A number of letters have suggested the Island’s increased infection rate was due to mainlanders’ visits, whether tourists or second home owners.

Travellers from the mainland may well have had some effect but the cause, partly at least, will be found closer to home.

As a mainlander working in Portsmouth for over 20 years I am very aware of the large number of Islanders who commute daily to Portsmouth and Southampton for work.

While there, they naturally encounter their work colleagues, shopkeepers, transport workers and members of the public generally.

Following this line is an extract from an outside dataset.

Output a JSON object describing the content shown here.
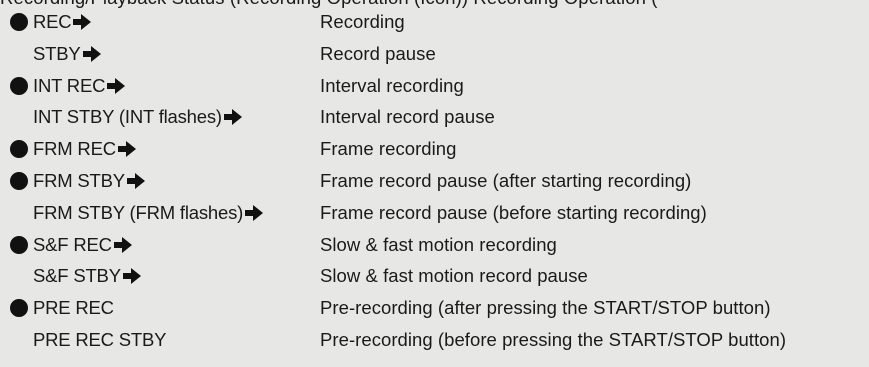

Each evening they will return home and, quite reasonably, mix with their family, friends, neighbours and members of the local community.

I don’t need to spell out the scope for transmission.

I am certainly not seeking to lay blame on Islanders who have to travel to find employment, but I do think it is unreasonable to assume that one body of people, moving in one direction, can be solely responsible for the alarming increase in the Island’s infection rate.

A more likely reason for the Island’s current situation is the vastly increased rate of transmission of the latest mutation of the virus.

No matter how or where contact was made, the spread is accelerating everywhere and the Island is no exception.

The answer now is for people to work together, comply strictly with the restrictions and take up the offer of vaccination when it comes.

Having a barrier at the Island’s border is neither realistic nor achievable. Statements verging on the xenophobic won’t help at all.

Having visited the Island regularly for the past 35 years, I look forward to returning to your wonderful world just as soon as conditions allow.